Consider the function
\[
\begin{align}
z &\depends x
\\
z &= x^2.
\end{align}
\]
Let's compute the integral
\[
\begin{align}
&\biggl\langle{\bar{\diff} z}\mathrel{\displaystyle{\int}}{[1, 2]_{x}}\biggr\rangle
\end{align}
\]
that measures the interval \( [1, 2]_{x} \) with the ruler \( \bar{\diff} z \). We find
\[
\begin{align}
\biggl\langle{\bar{\diff} z}\mathrel{\displaystyle{\int}}{[1, 2]_{x}}\biggr\rangle &= \biggl\langle{z}\mathrel{\displaystyle{\int}}{\boundary [1, 2]_{x}}\biggr\rangle
\\
&= \biggl\langle{z}\mathrel{\displaystyle{\int}}{[2]_{x} - [1]_{x}}\biggr\rangle
\\
&= \biggl\langle{z}\mathrel{\displaystyle{\int}}{[2]_{x}}\biggr\rangle - \biggl\langle{z}\mathrel{\displaystyle{\int}}{[1]_{x}}\biggr\rangle
\\
&= \biggl\langle{x^2}\mathrel{\displaystyle{\int}}{[2]_{x}}\biggr\rangle - \biggl\langle{x^2}\mathrel{\displaystyle{\int}}{[1]_{x}}\biggr\rangle
\\
&= \biggl\langle{4}\mathrel{\displaystyle{\int}}{\sliced}\biggr\rangle - \biggl\langle{1}\mathrel{\displaystyle{\int}}{\sliced}\biggr\rangle
\\
&= 3.
\end{align}
\]
This is not the measurement we would find using the length ruler, \( \bar{\standard}_{x} \).

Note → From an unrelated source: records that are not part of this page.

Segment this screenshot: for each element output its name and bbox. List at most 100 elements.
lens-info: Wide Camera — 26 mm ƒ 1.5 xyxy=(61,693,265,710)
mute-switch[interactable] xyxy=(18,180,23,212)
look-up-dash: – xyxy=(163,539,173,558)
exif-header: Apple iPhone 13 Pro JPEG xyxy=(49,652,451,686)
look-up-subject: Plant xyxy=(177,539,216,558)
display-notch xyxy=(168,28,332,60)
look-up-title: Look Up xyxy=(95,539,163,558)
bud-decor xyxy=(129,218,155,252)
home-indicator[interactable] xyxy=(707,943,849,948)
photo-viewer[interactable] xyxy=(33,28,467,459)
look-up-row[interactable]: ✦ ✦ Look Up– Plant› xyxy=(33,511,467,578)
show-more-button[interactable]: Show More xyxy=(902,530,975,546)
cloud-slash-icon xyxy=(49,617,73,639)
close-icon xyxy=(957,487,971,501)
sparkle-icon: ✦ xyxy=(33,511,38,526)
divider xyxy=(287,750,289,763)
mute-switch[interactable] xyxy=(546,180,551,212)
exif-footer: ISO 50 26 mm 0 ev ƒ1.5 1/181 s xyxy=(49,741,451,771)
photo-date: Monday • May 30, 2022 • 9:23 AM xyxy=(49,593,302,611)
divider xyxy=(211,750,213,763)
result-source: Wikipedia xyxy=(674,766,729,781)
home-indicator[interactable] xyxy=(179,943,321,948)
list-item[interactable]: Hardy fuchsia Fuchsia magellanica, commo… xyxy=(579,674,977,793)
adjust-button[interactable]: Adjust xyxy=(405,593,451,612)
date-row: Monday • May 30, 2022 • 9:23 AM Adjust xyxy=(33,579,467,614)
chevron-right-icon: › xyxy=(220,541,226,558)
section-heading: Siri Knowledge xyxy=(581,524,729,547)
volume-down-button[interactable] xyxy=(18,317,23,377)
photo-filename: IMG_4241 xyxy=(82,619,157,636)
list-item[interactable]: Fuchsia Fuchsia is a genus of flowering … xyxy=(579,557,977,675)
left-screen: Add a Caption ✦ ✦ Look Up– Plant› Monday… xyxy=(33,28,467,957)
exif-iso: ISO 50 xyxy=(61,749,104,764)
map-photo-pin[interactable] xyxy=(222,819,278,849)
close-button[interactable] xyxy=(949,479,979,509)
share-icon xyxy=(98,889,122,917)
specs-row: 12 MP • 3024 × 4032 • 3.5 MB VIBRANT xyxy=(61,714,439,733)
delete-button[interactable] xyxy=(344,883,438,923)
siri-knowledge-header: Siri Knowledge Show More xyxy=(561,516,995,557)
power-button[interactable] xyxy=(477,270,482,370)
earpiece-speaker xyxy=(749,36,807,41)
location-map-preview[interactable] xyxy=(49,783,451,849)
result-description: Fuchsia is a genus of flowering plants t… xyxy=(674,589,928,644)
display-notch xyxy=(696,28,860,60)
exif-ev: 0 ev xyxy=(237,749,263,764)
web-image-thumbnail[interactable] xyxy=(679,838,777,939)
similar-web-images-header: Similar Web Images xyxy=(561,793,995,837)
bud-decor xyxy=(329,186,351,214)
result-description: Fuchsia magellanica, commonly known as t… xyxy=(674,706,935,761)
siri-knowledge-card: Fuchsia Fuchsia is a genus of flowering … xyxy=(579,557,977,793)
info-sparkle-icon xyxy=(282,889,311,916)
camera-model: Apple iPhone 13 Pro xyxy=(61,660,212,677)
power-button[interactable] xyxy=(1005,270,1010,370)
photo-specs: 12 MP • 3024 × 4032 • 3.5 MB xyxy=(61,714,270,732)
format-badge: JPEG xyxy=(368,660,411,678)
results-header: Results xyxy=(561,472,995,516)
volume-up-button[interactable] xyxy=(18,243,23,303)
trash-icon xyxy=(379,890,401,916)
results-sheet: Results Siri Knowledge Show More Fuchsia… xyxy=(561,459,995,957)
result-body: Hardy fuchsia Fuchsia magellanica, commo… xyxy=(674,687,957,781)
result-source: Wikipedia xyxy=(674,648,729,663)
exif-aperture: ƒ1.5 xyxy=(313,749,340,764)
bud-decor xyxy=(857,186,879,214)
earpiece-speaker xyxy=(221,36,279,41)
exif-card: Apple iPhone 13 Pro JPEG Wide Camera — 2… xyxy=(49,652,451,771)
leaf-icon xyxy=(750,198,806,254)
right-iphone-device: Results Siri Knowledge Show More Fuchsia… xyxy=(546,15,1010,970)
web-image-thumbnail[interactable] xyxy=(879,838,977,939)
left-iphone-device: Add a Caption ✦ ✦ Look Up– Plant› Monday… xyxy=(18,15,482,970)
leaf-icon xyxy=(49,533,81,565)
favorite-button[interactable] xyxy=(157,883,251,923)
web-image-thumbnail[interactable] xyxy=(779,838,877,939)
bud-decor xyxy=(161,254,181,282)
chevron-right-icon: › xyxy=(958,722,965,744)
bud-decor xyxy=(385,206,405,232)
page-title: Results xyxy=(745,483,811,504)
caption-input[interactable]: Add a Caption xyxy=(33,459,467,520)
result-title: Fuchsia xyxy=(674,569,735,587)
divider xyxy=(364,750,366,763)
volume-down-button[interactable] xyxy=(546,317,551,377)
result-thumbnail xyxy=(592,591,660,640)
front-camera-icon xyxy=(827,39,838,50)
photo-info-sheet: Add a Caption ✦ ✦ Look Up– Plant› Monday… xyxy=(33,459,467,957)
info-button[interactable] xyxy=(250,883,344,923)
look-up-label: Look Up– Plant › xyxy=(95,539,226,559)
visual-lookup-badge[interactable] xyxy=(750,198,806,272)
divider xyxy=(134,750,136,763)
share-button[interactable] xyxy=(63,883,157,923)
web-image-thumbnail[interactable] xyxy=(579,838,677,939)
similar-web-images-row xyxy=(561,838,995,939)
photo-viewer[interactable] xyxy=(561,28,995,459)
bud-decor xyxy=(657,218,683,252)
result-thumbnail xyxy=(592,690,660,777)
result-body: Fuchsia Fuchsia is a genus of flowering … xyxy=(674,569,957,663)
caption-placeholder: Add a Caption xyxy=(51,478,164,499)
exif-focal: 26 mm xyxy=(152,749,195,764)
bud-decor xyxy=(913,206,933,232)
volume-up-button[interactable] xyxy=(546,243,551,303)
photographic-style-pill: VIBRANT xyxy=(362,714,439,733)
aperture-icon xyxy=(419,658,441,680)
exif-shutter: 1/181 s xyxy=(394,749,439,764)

What role did rulers play in previous example's integral? On the \( x \)-axis, the ruler
\[
\begin{align}
\bar{\diff} z &= 2 x \mult \bar{\standard}_{x}
\end{align}
\]
is non-standard. We would like to measure the interval \( [1, 2]_{x} \) with this ruler. But to make the measurement, we should switch to \( z \)-coordinates! On the \( z \)-axis
\[
\begin{align}
\bar{\diff} z &= \bar{\standard}_{z}
\end{align}
\]
is the standard ruler.
Measuring the corresponding interval \( [1, 4]_{z} \) just computes the change in height.
\[
\begin{align}
\change_{z} &= 4 - 1 = 3
\end{align}
\]
What would you expect to find if we measured the interval \( [-1, 2]_{x} \) instead? Or the interval \( [-1, 1]_{x} \)?